If you get used to using Vim from within a Linux terminal (which many system administrators and some programmers do - it’s fun) you can open a file simply by typing vim filename.md. That does the job well, but when we are using files that all begin with a similar string of characters, this can be a hassle. As it happens, one of the fastest growing uses of Markdown is for blogs using the program Jekyll. By default, Jekyll names its files in chronological order, with the format yyyy-mm-dd. Clearly, if you write more than posts in one day, you will have to type in at least 11 characters (10 to select the correct date, one so that pressing tab results in the correct file being selected) to get the right file loaded in vim.

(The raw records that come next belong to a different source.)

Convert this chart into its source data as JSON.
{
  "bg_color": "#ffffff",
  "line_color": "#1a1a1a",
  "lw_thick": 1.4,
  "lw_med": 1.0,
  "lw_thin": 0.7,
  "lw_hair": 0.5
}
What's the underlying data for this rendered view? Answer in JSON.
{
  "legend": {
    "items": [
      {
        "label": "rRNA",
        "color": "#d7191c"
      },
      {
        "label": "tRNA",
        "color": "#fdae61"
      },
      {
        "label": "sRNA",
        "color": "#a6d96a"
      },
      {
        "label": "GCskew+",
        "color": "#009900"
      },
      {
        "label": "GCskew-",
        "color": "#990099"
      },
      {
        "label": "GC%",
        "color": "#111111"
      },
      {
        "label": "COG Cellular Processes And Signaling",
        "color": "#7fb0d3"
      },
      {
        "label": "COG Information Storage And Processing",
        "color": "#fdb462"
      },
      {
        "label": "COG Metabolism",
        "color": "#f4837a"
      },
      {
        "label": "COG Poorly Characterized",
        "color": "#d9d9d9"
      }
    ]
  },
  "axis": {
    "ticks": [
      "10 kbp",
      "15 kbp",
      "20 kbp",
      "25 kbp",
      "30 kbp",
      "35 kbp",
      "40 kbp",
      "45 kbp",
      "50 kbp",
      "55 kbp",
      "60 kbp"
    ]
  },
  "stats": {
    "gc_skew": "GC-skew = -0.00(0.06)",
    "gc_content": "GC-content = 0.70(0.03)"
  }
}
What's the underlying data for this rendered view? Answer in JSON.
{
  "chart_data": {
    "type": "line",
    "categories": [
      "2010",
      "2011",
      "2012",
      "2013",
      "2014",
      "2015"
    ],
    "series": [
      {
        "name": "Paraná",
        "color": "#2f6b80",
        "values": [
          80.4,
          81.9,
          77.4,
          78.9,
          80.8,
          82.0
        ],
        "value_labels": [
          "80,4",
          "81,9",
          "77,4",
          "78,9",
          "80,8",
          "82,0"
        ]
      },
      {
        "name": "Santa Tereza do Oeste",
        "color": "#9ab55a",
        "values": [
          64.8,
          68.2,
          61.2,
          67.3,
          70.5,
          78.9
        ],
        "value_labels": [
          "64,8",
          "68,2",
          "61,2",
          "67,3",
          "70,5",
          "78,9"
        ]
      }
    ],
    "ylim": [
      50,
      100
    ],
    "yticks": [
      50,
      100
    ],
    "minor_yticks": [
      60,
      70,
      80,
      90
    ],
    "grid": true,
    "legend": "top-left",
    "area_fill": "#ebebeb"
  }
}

This technique works fine. For the lazy, however, it is just too slow and cumbersome. In addition, if you remember part of the title of the post but not its date (e.g. I wrote about bicycle trailers a few days ago, but cannot remember the exact date), it can lead to a lot of typing and a lot of looking at the filenames (e.g. via ls _posts, assuming you’re in your website’s root directory). What is really needed is a way of telling Vim “open the markdown file that contains trailer in its title”. Vim does not understand English though, so we must tell it how to that in code.

The first thing is to test that we can find files properly using the find command at the terminal. Typing find . -name *trailer*.md' in the root of my website, for example, generates a single respone: \_posts/2013-09-29-sheffield-to-leeds-bike-trailer-move.md, which is exactly what I was looking for. The difficulty is telling Vim to then open that file, without having to retype it again. Originally I used the command xargs to do this, but like one gentleman on Stackoverflow, I soon discovered that this breaks terminal. The solution to this problem, is contained within the same thread, but only at the bottom: use -exec instead. So the command becomes as follows:

find . -name \*trailer\*.md -exec vim {} +

Observant readers may have registered that the additional -exec vim {} + commands add 14 characters, more than would have been necessary had we known the date of the entry. Still, it is still beneficial when we know the a string contained with the file we want to edit but not its beginning or its full name. This is especially common when editing Markdown files for personal websites.

An even quicker way to open the file is as follows:

vim _posts/*trailer*.md

Syntax highlighting

There are a number of discussion threads on the internet about Vim not formatting Markdown files correctly. In fact, Vim is perfectly capable of displaying Markdown files correctly in its default configuration form. The issue that most commonly arises is that people label their Markdown files as *.md, rather than providing the full ‘official’ suffix of *.markdown. Vim is only set-up to understand the latter, so with its default settings it will display .md files incorrectly, as illustrated below:

incorrect syntax highlighting

There are many solutions to this problem and a few people have created their own custom highlighting solutions by writing Vim plugins. A far simpler solution is to simply make Vim see .md files as Markdown. To do this, just create a file called .vimrc in your home directory and add the following line:

au BufRead,BufNewFile *.md set filetype=markdown

Viewing the results

There are a number of options available here. - To convert the Markdown files directly to html, there is a plugin available - To have real-time updates of the compiled Markdown files in Chrome, there is a Java application which has impressive functionality (based on the video loaded on its Github page), although I found it difficult to install. - The solution favoured by me is also the simplest: just save the latest version of the file you’re writing (:w) and then serve the website locally using jekyll serve --drafts to compile the drafts and then view the results on a browser of your choice.

Conclusions

Vim is an excellent all-round IDE and text editor. It can also, with a few tweaks reviewed in this article, also be a great editor for your Markdown files.